CIDH denuncia "risco especial" enfrentado por opositores em Cuba. Mulher usando máscara e luvas caminha em Havana, em 25 de maio de 2020.

A Comissão Interamericana de Direitos Humanos (CIDH) denunciou nesta quinta-feira (4) que os opositores enfrentam um "risco especial" em Cuba.

"A Comissão manifesta sua preocupação com o alto número de testemunhos e informações públicas que denunciam prisões arbitrárias contra ativistas e opositores como uma prática na ilha", afirmou o órgão da OEA em seu último relatório sobre a situação humanitária no país.

O estudo do período de 2017 a 2019, também destaca a "falta de garantias para a separação de poderes" e "graves" limitações dos direitos políticos.

"Um regime de partido único constitui uma séria restrição para que pessoas com diferentes convicções políticas participem de assuntos públicos e representações", acrescentou.

O relatório afirma que "Cuba continua sendo o único país do Hemisfério em que não há garantias para o exercício do direito à liberdade de expressão".

Desde 1985, a CIDH inclui Cuba anualmente em sua lista negra de países que violam os direitos humanos.
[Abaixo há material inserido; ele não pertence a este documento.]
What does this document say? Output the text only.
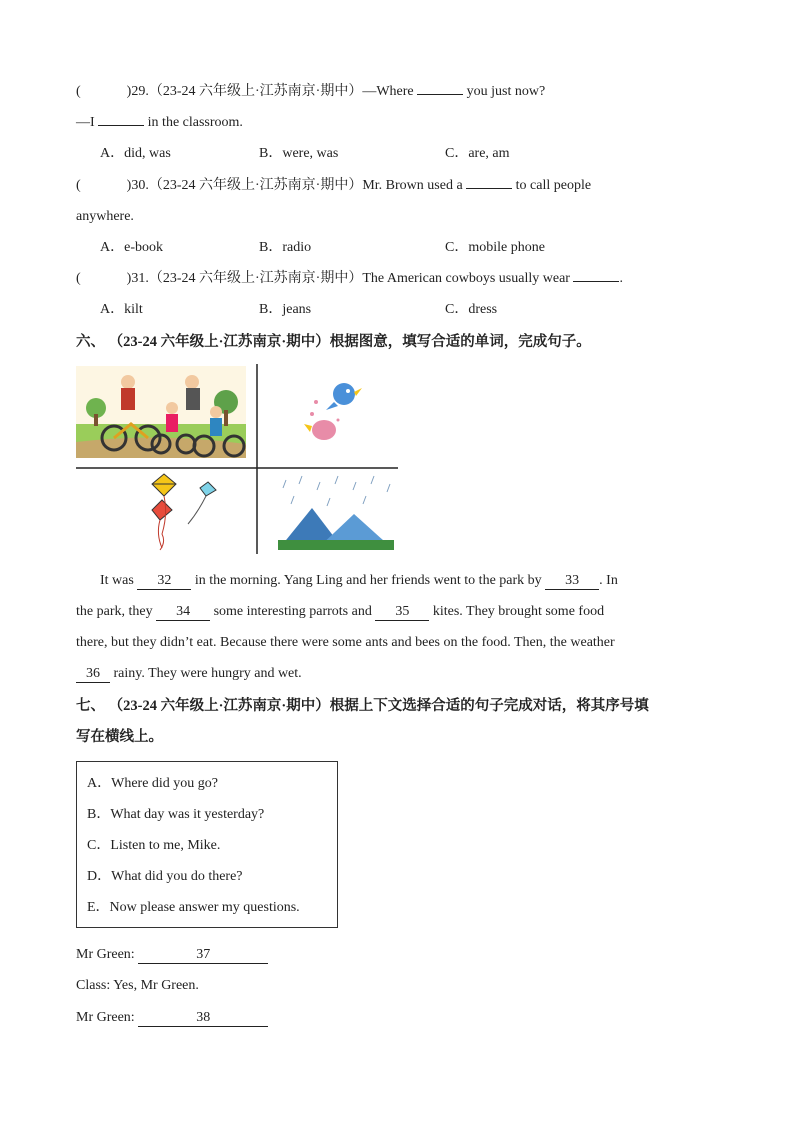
(	)29.（23-24 六年级上·江苏南京·期中）—Where	you just now?
—I	in the classroom.
A．did, was	B．were, was	C．are, am
(	)30.（23-24 六年级上·江苏南京·期中）Mr. Brown used a	to call people
anywhere.
A．e-book	B．radio	C．mobile phone
(	)31.（23-24 六年级上·江苏南京·期中）The American cowboys usually wear	.
A．kilt	B．jeans	C．dress
六、 （23-24 六年级上·江苏南京·期中）根据图意，填写合适的单词，完成句子。
It was 32 in the morning. Yang Ling and her friends went to the park by 33 . In
the park, they 34 some interesting parrots and 35 kites. They brought some food
there, but they didn’t eat. Because there were some ants and bees on the food. Then, the weather
36 rainy. They were hungry and wet.
七、 （23-24 六年级上·江苏南京·期中）根据上下文选择合适的句子完成对话，将其序号填
写在横线上。
A．Where did you go?
B．What day was it yesterday?
C．Listen to me, Mike.
D．What did you do there?
E．Now please answer my questions.
Mr Green:	37
Class: Yes, Mr Green.
Mr Green:	38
A Comissão, entidade da Organização dos Estados Americanos, monitora a situação em Cuba, apesar de o país não participar do bloco desde 1962, quando foi excluído após a revolução de Fidel Castro. A suspensão foi revogada em 2009, mas Havana se recusa a retornar, alegando que a OEA é dominada por Washington.

O relatório publicado na quinta-feira é o primeiro sobre a situação dos direitos humanos em Cuba em 37 anos, depois dos sete realizados entre 1960 e 1983.

"A CIDH manifesta ao Estado cubano sua disposição a fornecer o apoio técnico necessário para promover a fruição efetiva dos direitos humanos a todas as pessoas da ilha", afirmou em comunicado.

Segundo a Comissão, o relatório foi preparado devido à falta de consentimento do Estado cubano para uma visita de observação e " a relatos preocupante sobre a situação dos direitos humanos no país".